7 - please freshen it up, it's getting boring.
@ 7) It has been months... since you started repeating this comment. But we've written those sorts of pieces weeks ago, months ago, and years ago. Here's a feature by Eli about drug legalization. Here's feature by me about drug homicide laws. Plenty more drug articles if you search on Google.
I've never met a Jeff I liked.
It's the fucking stupid sheep who believe this crap. That's the problem.
There used to be nice hippie growers, but ever since Nancy Reagan's Just Say No crackdown they've mostly been driven out of business by organized crime. Just like alcohol prohibition created Al Capone.
The Drug War mouthpieces never met an effect of their failed policy that couldn't be turned into an argument for pursuing their failed policy more aggressively.
Well, ok, right, anything involving a product. So how about people selling highpowered weapons to drug dealers or something?
Hey Poe,
I used to feel the same way, but now know two Jeff's that I like very much.

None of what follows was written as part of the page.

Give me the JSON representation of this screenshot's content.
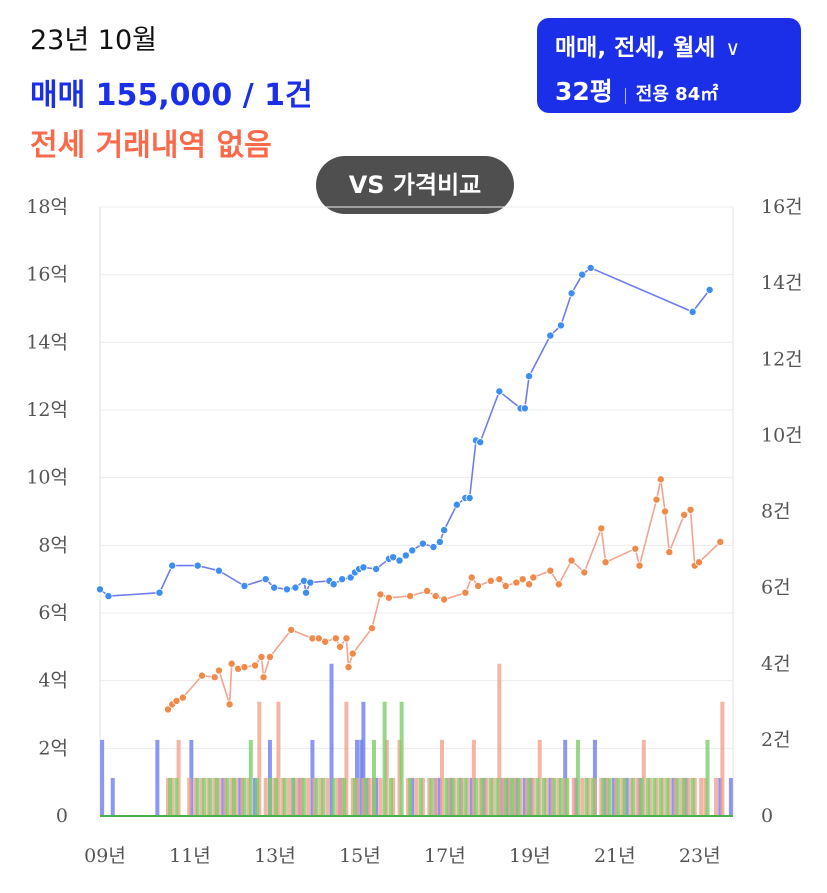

I still haven't met a Derek or a Kevin that didn't invoke a neck hair bristling response of some kind.
sincerely,
diggum
leek @ 13) Perhaps. The thing to keep in mind is that the drug market specifically is fueled by an unwavering demand. Society has a steady appetite to alter its consciousness, regardless of penalties or price. So, while most product will always have some market--like say, snap-on bracelets--the demand will wane based on outside forces and trends. But some people will always want to get stoned.
dominic, who is his editor? who is his editor's editor? they make the rules he plays by.
Chittim is probably trying to compensate for Rick Steves pro-pot rant on KUOW this morning.
Rick Steves should win a medal, by the way. He makes an incredibly common-sense argument in favor of decriminalization.